G20 Gezegeninde Kimler Yaşar?

http://www.radikal.com.tr/Radikal.aspx?aType=RadikalEklerDetayV3&ArticleID=1075287&CategoryID=40

RADİKAL KİTAP

13/01/2012




Bahadır Kaleğası küresel düzen ve AB ile ilişkiler üzerine ufuk açıcı perspektifler sunuyor





ÖZGÜR DUYGU DURGUN






Uluslararası ilişkiler dengesi, aslında bir anlamda eksenler buluşması ya da ayrışmasıdır çoğu zaman. Dünya değiştikçe, ülkelerin, devletlerin, halkların tutundukları söylemler ve eksenler değişime uğruyor. Yenilenmek ve dönüşmekten kaçış yok. Peki, 21. yüzyılda uluslararası ilişkiler ve diplomasi hangi yeni eksenler üzerinde yol alacak? Türkiye’yi yeni dünya düzeninde bekleyen fırsatlar neler? Türkiye’nin AB üyeliği hedefi Çin ve Hindistan için neden önemli? Türkiye’nin Avrupa ekseni ve üyelik için eylem planı ne olmalı? Kamuoyu AB hakkında ne düşünüyor? Sağlıklı bir Türkiye algısı ve dünya çapında kabul gören bir Türkiye markası yaratılabilir mi? Lobicilik ve futbol, uluslararası diplomaside nasıl etkili birer iletişim aracı olabilir?

Uluslararası ilişkilerin deneyimli isimlerinden TÜSİAD Uluslararası Koordinatörü, TEMA Brüksel Kurucu Başkanı ve JCI Europe Yönetim Kurulu Üyesi Dr. Bahadır Kaleağası, her başlığında yepyeni perspektifler sunan kitabı ‘G20 Gezegeni’nde tüm bu soruların yanıtını ararken yeni dünya düzeninde Türkiye için fırsatları tek tek masaya yatırıyor.

Peki nedir bu G20 Gezegeni, üzerinde kimler yaşar? Aslında sorunun yanıtını Londra’da 2009’da düzenlenen ve ‘yeni bir kapitalizm için küresel anlaşma’ hedefine imza atan G20 Zirvesi’nde aramak gerekiyor. Uluslararası ticaretin yüzde 80’ini, dünya ekonomisinin yüzde 90’ını meydana getiren 20 gelişmiş ülkenin katıldığı zirveden söz ediyoruz. İçlerinde AB, ABD, Hindistan, Çin, Brezilya da var, Müslüman dünyadan zıt siyasi kutupları oluşturan S.Arabistan ve Türkiye de.

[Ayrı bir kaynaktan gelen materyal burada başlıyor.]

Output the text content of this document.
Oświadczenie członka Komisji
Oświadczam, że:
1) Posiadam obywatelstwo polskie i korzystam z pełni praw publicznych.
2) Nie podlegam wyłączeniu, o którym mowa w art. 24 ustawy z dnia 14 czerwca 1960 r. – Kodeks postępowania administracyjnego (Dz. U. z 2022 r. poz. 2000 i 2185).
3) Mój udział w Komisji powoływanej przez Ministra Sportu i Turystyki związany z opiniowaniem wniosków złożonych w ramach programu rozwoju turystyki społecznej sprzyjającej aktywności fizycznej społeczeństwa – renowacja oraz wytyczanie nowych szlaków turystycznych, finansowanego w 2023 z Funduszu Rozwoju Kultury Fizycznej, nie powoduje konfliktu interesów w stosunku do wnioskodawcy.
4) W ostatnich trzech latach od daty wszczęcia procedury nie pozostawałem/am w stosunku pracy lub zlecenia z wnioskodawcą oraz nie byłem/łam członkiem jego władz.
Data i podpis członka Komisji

G20 aslında geleceğin senaryolarının bugünden oluşturulduğu, yeni küresel düzeni şekillendiren bir platform Kaleağası’nın da değindiği üzere. Türkiye adımlarını doğru atarsa, bu platformun yükselen yıldızı olmaya aday ülke.

“Yeni küresel düzende ülkeler finanstan sağlığa, ekolojiden güvenliğe her alanda birbirine artık daha fazla bağımlı’’ diyor Bahadır Kaleağası. ‘’Asırlar önce veba diye dünyayı kırıp geçiren büyük bir salgın yaşandı şimdi ise insanlık finansal virüsler, o da yetmezse terörist virüslerle boğuşuyor’ diye ekliyor. İşte tam da bu nedenle küresel sorunlara küresel yanıtlar vermek gerekiyor.

Verilecek o küresel yanıtlardan biri de, Türkiye-AB macerasının mutlu sona ulaşmasıyla yakından ilişkili. “Türkiye’nin AB üyeliği için win-win (kazan –kazan) durumundan bahsedilir ancak bu aslında üçlü bir ‘kazan-kazan-kazan’ durumu yaratacak” diyor Kaleağası. “Çünkü AB üyesi bir Türkiye hem G20 hem de küresel düzen için çok önemli bir kazançtır.’’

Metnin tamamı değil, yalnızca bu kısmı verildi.